Da questo punto di vista, noi riteniamo che ci sia un pericolo nell'avere disancorato il federalismo fiscale dal federalismo istituzionale, perché non solo non esiste l'interiorizzazione da parte dell'elettore - che, peraltro, è di fronte a qualcosa di nuovo e sconosciuto - ma, secondo noi, c'è anche il pericolo più grande che possa mancare la sanzione politica.
Nel momento in cui si attua veramente il federalismo e, quindi, si decentra e si assegnano poteri in periferia, si creano anche dei centri di spesa e, quindi, di possibile potere. Occorre, pertanto, che ci sia una corrispondenza tra il premio o la sanzione politica e la buona o cattiva amministrazione.

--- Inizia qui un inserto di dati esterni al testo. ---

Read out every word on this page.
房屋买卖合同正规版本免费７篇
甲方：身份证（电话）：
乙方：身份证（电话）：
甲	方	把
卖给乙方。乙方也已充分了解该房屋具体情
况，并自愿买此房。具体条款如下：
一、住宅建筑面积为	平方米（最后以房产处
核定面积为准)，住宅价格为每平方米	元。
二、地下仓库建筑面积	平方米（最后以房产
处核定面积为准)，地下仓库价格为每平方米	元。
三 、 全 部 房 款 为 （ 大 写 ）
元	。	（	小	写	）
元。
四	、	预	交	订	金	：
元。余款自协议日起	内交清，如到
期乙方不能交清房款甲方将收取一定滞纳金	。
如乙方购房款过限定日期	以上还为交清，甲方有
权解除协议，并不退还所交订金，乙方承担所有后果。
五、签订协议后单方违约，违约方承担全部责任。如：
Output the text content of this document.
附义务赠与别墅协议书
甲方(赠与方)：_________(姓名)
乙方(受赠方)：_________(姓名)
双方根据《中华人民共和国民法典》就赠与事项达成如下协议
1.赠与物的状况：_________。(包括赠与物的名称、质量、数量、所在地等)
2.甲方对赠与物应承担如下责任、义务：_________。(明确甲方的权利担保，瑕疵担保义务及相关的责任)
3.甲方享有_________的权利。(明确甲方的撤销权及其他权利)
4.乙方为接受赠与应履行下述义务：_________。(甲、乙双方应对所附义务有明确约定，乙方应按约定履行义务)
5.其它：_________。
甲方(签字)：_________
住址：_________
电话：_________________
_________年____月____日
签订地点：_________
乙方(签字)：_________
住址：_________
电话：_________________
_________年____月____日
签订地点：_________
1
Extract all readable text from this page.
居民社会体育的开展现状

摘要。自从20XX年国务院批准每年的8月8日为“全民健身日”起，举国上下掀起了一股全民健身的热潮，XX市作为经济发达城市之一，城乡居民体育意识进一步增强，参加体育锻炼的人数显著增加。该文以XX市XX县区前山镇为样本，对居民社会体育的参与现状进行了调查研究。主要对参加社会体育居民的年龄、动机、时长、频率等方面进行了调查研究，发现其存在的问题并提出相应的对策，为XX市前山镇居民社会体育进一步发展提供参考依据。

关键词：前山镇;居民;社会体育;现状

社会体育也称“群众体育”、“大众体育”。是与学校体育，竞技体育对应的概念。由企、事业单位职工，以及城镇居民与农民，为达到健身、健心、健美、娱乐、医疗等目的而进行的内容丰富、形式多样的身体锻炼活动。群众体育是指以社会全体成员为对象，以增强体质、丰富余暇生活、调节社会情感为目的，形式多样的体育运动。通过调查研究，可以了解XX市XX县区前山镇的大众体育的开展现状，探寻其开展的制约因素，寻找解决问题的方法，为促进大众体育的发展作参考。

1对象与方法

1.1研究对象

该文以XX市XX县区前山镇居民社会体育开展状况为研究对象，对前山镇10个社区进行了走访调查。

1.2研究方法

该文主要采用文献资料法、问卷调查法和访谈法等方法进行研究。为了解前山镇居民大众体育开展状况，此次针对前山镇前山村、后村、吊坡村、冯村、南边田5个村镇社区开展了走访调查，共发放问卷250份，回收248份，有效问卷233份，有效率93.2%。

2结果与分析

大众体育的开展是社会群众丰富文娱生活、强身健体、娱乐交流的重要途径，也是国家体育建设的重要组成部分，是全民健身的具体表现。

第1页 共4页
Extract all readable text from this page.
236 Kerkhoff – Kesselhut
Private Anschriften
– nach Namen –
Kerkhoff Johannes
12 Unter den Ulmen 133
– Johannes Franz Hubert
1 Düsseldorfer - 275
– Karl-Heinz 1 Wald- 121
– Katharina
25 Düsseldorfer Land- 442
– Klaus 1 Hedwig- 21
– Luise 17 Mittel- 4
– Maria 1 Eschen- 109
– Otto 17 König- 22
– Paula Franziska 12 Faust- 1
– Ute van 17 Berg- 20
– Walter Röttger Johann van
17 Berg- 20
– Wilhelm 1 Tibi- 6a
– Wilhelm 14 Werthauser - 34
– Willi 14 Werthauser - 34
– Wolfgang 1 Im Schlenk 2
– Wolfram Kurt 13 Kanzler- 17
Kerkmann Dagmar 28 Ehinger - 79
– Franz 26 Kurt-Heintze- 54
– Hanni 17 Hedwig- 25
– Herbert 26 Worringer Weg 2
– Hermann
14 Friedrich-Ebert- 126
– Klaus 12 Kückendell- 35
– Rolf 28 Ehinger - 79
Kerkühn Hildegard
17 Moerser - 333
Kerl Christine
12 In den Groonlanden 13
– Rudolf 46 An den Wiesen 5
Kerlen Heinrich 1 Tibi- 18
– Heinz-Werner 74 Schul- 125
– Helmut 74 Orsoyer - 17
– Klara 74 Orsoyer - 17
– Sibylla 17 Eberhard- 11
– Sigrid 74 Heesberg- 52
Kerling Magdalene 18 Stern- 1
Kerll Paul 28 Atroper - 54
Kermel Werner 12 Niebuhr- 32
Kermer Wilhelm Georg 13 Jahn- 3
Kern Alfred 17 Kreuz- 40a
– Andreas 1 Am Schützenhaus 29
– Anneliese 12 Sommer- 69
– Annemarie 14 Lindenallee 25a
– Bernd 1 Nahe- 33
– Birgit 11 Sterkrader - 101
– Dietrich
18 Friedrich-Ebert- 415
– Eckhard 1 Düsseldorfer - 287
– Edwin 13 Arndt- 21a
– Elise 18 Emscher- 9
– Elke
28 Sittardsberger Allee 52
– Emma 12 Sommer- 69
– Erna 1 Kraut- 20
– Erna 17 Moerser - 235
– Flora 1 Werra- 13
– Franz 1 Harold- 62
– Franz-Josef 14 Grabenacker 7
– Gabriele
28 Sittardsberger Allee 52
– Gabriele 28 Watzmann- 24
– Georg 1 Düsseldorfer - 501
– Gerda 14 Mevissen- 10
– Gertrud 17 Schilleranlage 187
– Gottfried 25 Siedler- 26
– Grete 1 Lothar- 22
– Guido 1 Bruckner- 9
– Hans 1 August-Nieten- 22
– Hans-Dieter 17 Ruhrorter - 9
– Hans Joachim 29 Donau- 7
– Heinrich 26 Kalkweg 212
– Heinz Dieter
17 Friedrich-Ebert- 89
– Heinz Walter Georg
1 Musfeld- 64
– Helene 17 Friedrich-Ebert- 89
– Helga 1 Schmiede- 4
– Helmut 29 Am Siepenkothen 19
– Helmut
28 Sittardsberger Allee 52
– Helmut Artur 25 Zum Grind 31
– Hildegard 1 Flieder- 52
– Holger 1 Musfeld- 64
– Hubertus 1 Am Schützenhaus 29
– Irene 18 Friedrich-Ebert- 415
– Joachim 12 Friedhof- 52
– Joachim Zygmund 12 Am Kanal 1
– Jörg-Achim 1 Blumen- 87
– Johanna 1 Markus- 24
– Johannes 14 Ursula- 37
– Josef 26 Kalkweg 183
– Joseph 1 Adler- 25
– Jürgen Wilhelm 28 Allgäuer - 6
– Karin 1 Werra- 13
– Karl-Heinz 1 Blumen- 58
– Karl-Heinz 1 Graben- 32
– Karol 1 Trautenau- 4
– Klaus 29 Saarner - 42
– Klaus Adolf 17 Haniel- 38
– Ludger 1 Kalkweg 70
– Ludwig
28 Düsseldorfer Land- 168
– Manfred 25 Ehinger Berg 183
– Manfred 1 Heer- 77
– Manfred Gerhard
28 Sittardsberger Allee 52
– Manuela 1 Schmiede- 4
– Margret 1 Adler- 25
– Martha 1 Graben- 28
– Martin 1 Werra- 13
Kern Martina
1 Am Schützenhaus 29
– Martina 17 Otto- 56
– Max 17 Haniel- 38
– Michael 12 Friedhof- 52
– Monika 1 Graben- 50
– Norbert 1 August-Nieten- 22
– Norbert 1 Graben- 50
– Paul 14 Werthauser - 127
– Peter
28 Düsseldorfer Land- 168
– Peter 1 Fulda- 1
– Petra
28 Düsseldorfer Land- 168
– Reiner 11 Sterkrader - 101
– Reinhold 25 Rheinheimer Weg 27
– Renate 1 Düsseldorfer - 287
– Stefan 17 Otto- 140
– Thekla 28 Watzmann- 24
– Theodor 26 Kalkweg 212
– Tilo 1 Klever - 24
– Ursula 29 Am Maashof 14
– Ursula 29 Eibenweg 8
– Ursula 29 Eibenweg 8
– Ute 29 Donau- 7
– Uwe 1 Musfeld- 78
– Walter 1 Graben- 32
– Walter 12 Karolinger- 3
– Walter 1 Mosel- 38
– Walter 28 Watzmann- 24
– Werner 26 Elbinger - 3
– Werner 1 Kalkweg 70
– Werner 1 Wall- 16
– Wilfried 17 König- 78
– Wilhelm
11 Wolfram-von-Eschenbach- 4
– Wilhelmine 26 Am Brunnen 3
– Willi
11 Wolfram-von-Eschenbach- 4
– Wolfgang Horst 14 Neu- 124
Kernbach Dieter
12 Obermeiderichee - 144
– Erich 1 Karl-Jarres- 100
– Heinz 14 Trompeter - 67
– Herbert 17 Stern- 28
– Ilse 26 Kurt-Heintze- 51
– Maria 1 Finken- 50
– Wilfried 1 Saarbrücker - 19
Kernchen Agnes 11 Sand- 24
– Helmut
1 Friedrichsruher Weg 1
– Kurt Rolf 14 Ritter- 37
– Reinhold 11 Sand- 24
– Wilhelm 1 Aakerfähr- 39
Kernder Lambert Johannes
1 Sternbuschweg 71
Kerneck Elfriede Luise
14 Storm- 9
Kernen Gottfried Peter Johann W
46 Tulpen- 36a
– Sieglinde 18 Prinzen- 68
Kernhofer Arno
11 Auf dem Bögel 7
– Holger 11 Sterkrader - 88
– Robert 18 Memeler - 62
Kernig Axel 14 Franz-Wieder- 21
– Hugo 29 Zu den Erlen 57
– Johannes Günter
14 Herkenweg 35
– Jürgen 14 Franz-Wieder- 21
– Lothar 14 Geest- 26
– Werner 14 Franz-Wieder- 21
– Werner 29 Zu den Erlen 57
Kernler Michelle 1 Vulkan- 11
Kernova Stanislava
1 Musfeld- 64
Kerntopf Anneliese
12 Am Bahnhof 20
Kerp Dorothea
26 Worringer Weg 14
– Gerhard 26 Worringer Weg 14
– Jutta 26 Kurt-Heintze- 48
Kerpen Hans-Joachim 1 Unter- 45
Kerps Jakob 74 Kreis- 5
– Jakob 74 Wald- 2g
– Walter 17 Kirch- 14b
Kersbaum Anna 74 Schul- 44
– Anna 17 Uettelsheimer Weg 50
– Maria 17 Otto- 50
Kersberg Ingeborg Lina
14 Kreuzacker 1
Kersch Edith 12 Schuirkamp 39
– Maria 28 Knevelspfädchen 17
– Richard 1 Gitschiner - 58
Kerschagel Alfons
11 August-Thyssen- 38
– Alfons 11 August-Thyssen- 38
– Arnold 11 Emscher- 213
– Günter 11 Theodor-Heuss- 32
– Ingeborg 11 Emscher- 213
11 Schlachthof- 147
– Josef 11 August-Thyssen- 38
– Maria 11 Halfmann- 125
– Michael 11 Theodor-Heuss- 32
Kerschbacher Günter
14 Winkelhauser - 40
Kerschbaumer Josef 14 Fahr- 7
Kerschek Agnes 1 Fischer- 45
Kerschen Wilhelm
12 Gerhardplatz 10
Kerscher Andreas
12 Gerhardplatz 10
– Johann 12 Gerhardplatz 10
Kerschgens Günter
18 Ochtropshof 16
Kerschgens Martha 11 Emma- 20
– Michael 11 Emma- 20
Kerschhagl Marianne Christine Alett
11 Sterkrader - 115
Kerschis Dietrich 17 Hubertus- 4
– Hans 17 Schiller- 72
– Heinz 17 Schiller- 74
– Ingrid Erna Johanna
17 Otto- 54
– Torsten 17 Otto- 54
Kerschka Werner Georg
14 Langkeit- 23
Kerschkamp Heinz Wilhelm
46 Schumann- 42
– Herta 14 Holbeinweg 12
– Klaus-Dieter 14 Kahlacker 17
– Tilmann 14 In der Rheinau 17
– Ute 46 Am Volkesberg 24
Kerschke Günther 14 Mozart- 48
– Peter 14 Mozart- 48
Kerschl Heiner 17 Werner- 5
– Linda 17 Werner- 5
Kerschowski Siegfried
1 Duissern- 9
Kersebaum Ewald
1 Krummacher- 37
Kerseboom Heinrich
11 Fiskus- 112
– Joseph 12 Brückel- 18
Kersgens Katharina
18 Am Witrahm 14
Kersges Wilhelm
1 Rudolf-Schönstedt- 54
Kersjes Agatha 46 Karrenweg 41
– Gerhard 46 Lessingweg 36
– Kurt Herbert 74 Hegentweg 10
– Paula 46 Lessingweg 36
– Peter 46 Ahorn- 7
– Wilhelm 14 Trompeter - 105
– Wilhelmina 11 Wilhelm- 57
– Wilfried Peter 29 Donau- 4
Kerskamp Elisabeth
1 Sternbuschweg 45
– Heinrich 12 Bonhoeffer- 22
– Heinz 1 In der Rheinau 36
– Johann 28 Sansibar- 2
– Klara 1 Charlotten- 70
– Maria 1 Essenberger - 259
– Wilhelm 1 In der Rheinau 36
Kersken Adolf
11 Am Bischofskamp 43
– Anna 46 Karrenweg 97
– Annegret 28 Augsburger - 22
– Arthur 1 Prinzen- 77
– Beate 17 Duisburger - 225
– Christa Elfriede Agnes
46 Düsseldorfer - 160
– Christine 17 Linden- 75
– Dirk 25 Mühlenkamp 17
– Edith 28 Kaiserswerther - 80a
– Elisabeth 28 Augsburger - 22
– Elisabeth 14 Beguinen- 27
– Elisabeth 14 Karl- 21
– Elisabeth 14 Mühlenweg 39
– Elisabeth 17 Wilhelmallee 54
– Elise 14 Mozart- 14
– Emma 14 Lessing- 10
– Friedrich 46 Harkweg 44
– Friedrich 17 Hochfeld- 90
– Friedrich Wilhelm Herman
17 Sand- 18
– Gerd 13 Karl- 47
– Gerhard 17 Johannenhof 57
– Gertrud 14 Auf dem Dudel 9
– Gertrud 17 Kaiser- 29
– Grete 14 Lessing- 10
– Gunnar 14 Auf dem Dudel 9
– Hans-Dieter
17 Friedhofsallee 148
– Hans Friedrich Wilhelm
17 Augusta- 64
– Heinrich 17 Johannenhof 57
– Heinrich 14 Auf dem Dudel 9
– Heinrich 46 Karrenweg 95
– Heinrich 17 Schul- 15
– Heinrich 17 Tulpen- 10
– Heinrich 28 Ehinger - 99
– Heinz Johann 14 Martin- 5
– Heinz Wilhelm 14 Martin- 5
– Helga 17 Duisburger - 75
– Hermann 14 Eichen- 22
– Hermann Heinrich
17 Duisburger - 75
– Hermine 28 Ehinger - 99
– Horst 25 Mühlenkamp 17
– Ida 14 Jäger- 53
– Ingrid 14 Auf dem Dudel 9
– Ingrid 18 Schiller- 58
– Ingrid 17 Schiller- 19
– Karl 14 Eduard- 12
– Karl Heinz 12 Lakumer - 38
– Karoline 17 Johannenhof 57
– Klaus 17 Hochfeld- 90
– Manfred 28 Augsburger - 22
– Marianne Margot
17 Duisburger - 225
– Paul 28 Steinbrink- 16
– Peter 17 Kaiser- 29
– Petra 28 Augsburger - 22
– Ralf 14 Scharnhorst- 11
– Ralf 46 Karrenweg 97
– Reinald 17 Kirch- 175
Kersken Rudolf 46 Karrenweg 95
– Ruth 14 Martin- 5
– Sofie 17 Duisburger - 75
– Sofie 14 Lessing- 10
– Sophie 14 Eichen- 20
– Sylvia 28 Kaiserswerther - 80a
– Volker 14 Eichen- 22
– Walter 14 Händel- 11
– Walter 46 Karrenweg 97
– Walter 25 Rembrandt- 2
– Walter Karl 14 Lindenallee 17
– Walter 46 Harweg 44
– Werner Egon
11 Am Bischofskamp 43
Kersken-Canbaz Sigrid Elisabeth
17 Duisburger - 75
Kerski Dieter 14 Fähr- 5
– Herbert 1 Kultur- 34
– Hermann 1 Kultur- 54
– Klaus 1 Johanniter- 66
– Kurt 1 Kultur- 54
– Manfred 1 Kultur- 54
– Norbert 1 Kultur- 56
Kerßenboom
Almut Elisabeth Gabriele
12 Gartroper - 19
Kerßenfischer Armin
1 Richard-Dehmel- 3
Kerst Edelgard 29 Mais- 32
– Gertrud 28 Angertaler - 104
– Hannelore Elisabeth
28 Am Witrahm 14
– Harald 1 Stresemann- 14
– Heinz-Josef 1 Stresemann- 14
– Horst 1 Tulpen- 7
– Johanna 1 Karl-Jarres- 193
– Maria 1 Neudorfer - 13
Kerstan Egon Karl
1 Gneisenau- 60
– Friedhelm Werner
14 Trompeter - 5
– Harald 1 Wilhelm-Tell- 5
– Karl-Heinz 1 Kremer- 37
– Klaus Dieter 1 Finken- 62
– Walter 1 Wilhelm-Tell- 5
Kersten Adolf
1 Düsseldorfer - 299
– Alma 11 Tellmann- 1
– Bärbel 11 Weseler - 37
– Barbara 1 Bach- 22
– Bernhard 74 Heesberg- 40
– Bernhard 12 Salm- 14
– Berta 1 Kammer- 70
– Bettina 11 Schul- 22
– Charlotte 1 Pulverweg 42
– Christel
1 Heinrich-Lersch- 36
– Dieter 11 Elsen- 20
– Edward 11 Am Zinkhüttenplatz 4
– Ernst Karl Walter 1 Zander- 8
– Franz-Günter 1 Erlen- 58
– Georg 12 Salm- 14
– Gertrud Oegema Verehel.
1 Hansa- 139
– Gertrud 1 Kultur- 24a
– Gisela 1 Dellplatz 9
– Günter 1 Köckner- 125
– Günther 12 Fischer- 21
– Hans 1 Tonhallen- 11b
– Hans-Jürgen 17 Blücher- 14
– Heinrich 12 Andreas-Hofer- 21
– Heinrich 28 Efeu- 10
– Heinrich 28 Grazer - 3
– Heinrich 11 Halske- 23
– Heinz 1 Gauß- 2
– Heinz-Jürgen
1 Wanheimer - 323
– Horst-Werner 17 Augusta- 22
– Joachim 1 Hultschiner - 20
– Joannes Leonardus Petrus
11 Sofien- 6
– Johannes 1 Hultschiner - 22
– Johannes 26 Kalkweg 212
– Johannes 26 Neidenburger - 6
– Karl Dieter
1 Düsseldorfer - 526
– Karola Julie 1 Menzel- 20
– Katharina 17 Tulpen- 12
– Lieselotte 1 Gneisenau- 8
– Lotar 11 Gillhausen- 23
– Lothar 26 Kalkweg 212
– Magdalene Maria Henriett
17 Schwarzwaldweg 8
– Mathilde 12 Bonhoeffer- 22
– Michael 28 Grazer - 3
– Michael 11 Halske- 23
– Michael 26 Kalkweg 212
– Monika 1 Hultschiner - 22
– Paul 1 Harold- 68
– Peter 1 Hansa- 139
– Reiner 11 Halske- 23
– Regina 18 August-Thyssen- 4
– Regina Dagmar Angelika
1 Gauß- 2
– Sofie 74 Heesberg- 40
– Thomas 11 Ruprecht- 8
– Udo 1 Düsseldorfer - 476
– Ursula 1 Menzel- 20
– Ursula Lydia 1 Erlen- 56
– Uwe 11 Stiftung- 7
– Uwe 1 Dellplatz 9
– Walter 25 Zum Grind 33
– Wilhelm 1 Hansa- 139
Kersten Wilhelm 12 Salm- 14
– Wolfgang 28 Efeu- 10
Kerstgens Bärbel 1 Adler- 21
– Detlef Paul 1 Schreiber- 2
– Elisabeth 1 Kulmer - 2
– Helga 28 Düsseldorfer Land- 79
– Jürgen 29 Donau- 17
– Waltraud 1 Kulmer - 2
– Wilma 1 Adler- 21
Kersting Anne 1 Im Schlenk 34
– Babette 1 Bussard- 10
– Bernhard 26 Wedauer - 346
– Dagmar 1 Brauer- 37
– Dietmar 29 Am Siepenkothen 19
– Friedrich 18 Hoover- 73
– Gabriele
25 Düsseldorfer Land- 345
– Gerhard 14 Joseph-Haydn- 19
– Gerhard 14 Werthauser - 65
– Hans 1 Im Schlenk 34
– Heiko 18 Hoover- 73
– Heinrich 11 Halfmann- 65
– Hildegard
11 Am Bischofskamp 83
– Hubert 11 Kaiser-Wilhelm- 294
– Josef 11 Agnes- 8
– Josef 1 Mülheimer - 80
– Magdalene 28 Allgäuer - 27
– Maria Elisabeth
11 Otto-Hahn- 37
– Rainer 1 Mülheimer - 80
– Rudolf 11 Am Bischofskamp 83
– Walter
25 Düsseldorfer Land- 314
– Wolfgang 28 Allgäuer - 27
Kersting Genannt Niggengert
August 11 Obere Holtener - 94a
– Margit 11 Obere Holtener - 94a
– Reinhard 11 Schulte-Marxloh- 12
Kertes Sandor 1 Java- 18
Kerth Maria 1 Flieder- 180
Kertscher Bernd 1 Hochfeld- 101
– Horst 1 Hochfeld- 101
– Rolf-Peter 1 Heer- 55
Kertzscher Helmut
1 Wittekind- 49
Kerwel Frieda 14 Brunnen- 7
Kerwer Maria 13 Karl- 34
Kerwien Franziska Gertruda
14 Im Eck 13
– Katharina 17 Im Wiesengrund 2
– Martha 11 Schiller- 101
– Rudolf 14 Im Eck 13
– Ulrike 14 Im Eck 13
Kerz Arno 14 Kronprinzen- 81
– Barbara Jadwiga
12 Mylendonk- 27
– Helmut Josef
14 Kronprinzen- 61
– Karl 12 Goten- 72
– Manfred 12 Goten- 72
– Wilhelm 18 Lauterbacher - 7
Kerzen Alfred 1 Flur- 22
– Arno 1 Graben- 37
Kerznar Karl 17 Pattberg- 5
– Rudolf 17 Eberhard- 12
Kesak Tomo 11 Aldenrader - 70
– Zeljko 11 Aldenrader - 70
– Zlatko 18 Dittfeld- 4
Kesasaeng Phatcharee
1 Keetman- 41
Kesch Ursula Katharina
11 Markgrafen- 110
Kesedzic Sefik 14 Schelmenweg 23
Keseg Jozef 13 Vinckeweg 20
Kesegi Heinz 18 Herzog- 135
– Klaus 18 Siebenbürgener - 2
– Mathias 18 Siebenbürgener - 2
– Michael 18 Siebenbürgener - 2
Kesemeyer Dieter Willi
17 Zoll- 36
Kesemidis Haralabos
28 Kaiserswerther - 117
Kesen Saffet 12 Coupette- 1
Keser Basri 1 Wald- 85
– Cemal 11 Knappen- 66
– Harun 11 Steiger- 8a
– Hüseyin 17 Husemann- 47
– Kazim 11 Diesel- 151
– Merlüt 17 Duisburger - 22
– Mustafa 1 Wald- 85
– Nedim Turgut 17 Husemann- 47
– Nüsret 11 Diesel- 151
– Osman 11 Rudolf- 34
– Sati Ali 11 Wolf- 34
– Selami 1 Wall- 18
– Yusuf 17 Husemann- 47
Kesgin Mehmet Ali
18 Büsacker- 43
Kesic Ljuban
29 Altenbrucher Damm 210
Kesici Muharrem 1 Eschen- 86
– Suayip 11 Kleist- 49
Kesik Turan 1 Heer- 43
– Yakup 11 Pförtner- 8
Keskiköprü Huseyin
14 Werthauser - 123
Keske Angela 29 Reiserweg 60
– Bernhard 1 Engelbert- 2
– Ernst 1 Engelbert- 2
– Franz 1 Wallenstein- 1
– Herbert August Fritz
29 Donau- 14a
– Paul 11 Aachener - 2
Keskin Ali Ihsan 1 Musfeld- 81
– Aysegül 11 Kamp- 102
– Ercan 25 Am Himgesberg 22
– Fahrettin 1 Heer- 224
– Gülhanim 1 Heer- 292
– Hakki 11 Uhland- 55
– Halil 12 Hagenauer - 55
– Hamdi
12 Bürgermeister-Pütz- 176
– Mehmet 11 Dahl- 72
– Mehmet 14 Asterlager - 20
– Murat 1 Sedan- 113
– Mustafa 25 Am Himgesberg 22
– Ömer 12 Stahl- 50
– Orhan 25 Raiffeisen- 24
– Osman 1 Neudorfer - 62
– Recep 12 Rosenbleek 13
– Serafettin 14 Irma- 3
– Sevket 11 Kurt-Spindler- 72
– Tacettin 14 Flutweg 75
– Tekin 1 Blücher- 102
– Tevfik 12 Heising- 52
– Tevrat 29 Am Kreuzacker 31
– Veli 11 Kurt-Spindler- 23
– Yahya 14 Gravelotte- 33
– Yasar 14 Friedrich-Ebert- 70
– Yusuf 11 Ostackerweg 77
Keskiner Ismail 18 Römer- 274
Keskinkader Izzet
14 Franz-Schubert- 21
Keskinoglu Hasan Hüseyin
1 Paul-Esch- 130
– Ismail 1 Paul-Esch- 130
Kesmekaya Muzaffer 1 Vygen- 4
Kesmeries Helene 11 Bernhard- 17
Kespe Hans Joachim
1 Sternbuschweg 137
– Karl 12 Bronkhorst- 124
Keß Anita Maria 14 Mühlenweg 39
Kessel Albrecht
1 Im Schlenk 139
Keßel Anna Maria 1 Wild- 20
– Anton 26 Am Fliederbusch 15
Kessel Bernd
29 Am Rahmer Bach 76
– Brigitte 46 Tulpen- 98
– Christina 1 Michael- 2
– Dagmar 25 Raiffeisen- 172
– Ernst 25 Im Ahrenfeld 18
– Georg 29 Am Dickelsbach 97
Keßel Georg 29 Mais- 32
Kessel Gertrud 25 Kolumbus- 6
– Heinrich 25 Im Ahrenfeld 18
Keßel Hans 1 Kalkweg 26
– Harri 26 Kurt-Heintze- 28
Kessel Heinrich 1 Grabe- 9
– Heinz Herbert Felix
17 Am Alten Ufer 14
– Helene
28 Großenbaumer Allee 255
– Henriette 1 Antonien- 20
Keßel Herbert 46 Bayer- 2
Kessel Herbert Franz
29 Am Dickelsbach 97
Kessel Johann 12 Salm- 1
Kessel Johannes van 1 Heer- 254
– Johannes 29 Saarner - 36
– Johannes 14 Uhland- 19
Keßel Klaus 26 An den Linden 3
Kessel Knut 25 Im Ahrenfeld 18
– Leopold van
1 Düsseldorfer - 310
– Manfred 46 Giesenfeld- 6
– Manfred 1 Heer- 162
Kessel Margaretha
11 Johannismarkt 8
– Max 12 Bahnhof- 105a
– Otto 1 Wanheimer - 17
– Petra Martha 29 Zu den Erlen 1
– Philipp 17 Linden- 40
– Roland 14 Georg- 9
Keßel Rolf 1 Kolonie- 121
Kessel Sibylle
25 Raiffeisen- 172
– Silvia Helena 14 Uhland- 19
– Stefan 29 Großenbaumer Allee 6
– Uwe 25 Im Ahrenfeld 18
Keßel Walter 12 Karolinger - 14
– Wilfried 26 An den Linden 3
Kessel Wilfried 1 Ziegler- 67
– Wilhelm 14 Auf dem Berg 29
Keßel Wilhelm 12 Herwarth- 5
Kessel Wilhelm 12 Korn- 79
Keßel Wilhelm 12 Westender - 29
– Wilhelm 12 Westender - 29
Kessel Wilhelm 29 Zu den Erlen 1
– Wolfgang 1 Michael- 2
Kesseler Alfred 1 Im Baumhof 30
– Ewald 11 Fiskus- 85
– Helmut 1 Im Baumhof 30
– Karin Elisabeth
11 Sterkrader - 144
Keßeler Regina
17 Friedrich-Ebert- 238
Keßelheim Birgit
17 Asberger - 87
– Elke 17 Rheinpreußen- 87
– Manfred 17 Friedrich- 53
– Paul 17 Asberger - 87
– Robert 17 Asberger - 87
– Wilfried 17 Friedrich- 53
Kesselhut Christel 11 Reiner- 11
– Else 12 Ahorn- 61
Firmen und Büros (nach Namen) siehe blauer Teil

Se guardiamo a ciò che è successo in passato, col decentramento già attuato, non sempre questo è accaduto. Vi è, addirittura, il rischio di comportamenti viziosi, se il processo non verrà ben governato; se, cioè, la politica locale avrà un incentivo redistributivo sul territorio senza la previsione di sanzioni politiche nel caso in cui l'amministrazione non sia positiva.
Nel disegno di legge ci sono dei meccanismi sanzionatori, ma sono molto blandi, molto leggeri e anche molto lontani. Noi, quindi, vorremmo attirare l'attenzione su questo aspetto.
Detto questo, nel disegno di legge ci sono moltissimi aspetti positivi che forse è meno interessante elencare, essendo più importante concentrarsi sulle criticità. Quello sicuramente più importante e più virtuoso è il passaggio dalla spesa storica ai costi standard, anche se va detto - a onor del vero - che sebbene tale passaggio sia stato legato, nell'immaginario, al federalismo, esso non è necessariamente un suo addentellato e si potrebbe applicare in qualunque sistema.
Detto ciò, questa è un'eccellente occasione per farlo e va benissimo, anche se, però, alcune regioni, sulla sanità - che rappresenta la quasi totalità del loro bilancio - hanno dei costi completamente sfasati rispetto allo standard ipotetico, che andrà poi fissato (e non è chiaro come); in realtà, ripeto, l'applicazione di questo costo standard non è necessariamente legata al federalismo, ma quella attuale è comunque un'occasione storica irripetibile.
Vorrei sottolineare alcune altre questioni.
Anzitutto, la disancorazione rispetto al federalismo istituzionale è critica.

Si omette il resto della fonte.